Maior problema está nos rios
Conforme os assessores, o que os biomas brasileiros mais têm em comum é a poluição dos rios, especialmente nos estados considerados mais ricos. "Este modelo de desenvolvimento faz com que tenhamos a destruição e, na carta encíclica Laudato Si, o Papa Francisco propõe uma reflexão sobre esse modelo que está aí", pontuou o professor Carlyle.
Conscientização deve ser urgente
O professor Zeca chamou a atenção sobre o quanto a humanidade paga para recompor o que a natureza faz de graça, através de serviços ambientais que, até 2050, podem acarretar um prejuízo equivalente a 7% do PIB mundial. Outras questões negativas foram apontadas durante a discussão, como a construção de barragens para o abastecimento de água nas cidades, em função da destruição dos rios. Segundo eles, as barragens têm um tempo de vida útil e, no caso da Barragem do Rio São Bento, uma alternativa seria a idéia que já provoca mobilização sobre a revitalização do Rio Mãe Luzia.

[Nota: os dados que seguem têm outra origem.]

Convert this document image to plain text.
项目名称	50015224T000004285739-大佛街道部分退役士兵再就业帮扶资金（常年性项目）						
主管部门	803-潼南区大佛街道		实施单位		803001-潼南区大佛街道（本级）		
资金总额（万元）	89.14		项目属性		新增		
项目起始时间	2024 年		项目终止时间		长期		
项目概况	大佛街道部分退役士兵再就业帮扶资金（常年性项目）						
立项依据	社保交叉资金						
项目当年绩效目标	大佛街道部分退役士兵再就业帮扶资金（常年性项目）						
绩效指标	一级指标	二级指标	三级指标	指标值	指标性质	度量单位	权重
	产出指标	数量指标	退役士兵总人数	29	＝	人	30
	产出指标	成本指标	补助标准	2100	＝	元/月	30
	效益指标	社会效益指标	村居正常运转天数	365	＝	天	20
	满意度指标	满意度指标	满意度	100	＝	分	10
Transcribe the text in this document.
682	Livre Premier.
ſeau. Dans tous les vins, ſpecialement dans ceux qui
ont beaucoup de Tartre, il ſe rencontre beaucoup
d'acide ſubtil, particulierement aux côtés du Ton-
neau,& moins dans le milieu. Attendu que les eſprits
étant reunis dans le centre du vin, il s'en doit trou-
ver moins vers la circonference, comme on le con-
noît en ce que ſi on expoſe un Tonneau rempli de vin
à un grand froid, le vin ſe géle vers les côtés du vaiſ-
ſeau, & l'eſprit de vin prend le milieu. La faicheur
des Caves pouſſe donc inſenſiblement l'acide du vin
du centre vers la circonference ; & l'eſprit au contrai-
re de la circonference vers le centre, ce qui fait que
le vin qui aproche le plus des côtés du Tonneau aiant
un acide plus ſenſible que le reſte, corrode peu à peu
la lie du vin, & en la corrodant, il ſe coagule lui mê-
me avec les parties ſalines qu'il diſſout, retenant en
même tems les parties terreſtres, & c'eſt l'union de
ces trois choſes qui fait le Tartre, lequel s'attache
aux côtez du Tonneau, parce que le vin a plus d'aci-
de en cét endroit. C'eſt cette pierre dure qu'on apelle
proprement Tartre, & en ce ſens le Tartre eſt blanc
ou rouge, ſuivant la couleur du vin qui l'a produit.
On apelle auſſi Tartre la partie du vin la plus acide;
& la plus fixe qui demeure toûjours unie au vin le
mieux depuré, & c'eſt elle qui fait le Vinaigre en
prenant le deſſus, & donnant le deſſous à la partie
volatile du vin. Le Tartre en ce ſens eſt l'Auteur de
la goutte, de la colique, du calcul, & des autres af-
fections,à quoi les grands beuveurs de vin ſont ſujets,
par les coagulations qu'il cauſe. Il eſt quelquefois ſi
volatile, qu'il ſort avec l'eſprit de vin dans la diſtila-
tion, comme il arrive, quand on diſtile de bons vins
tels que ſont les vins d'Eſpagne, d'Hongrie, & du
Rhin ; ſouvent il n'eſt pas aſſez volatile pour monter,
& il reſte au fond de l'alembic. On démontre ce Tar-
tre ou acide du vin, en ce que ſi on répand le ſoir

Ações concretas para transformação socioambiental também foram recordadas durante o estudo, como a ação de cooperativas agroecológicas e de reciclagem, associações de pescadores artesanais entre outras experiências sustentáveis na região. O período da manhã também foi marcado pela exibição do documentário "O pensamento ecológico de Pierre Dansereau", o qual aborda a dimensão da atual crise ambiental, cuja dimensão ecológica ainda não é compreendida. Quando fome e má distribuição de renda, degradação do solo, ar e água, são elementos de um fenômeno complexo e interdependente. (http://www.videosrelevantes.
Participantes propõem ações concretas
À tarde, padres, religiosas e leigos reunidos no estudo participaram de uma dinâmica proposta pelos assessores e apontaram dificuldades e aspirações, montando um "muro das lamentações" e uma "árvore dos sonhos". As reclamações sinalizaram para a falta de consciência ecológica, como o uso abusivo de agrotóxicos, falta de saneamento básico, rios e matas poluídos, desmatamento, exploração imobiliária, invasões em locais de mata ciliar, aterro de nascentes para construção de loteamentos, aberturas de minas de carvão, falta de ética em ações práticas e de comprometimento no agir de campanhas anteriores.
Entre os sonhos elencados pelos participantes, estão o fortalecimento de iniciativas de cooperativas, a concretização de projetos de saneamento básico nos municípios, maior atuação nos conselhos paritários, levar o tema da CF às câmaras de vereadores e associações de moradores, mapeamento de áreas com rejeitos e recuperação com plantio de árvores nativas, replantio de matas ciliares, arborização, coleta seletiva, desenvolvimento da agroecologia, proteção de nascentes e conservação de rios, atuação na defesa de políticas públicas para ampliar parcerias, cumprimento das leis ambientais, melhorar o plano de desenvolvimento aplicando o Plano Diretor, conscientizar para "os três R's: reduzir, reciclar e reutilizar", "ver o Rio Mãe Luzia com água limpa e cheiro de peixe".
"Se nosso principal líder disse que tem que ter ação, o recado já está dado" – disse Virtuoso, ao referir-se ao Papa Francisco. "Esperamos que os sonhos não fiquem pendurados na árvore seca. Não há soluções aqui, mas há caminhos", acrescentou, motivando a parceria entre comunidades e associações.
Turvo acolhe segundo dia de estudo
A Paróquia Nossa Senhora da Oração, em Turvo, acolheu o segundo dia de estudo diocesano da CF neste sábado, 18, das 08h30min às 15h30min. A atividade será realizada no auditório da Paróquia, sendo que 90 pessoas deverão participar e também fazer propostas, que na próxima semana serão levadas a conhecimento dos membros do Conselho Diocesano de Pastoral, para articulação de ações em âmbito diocesano.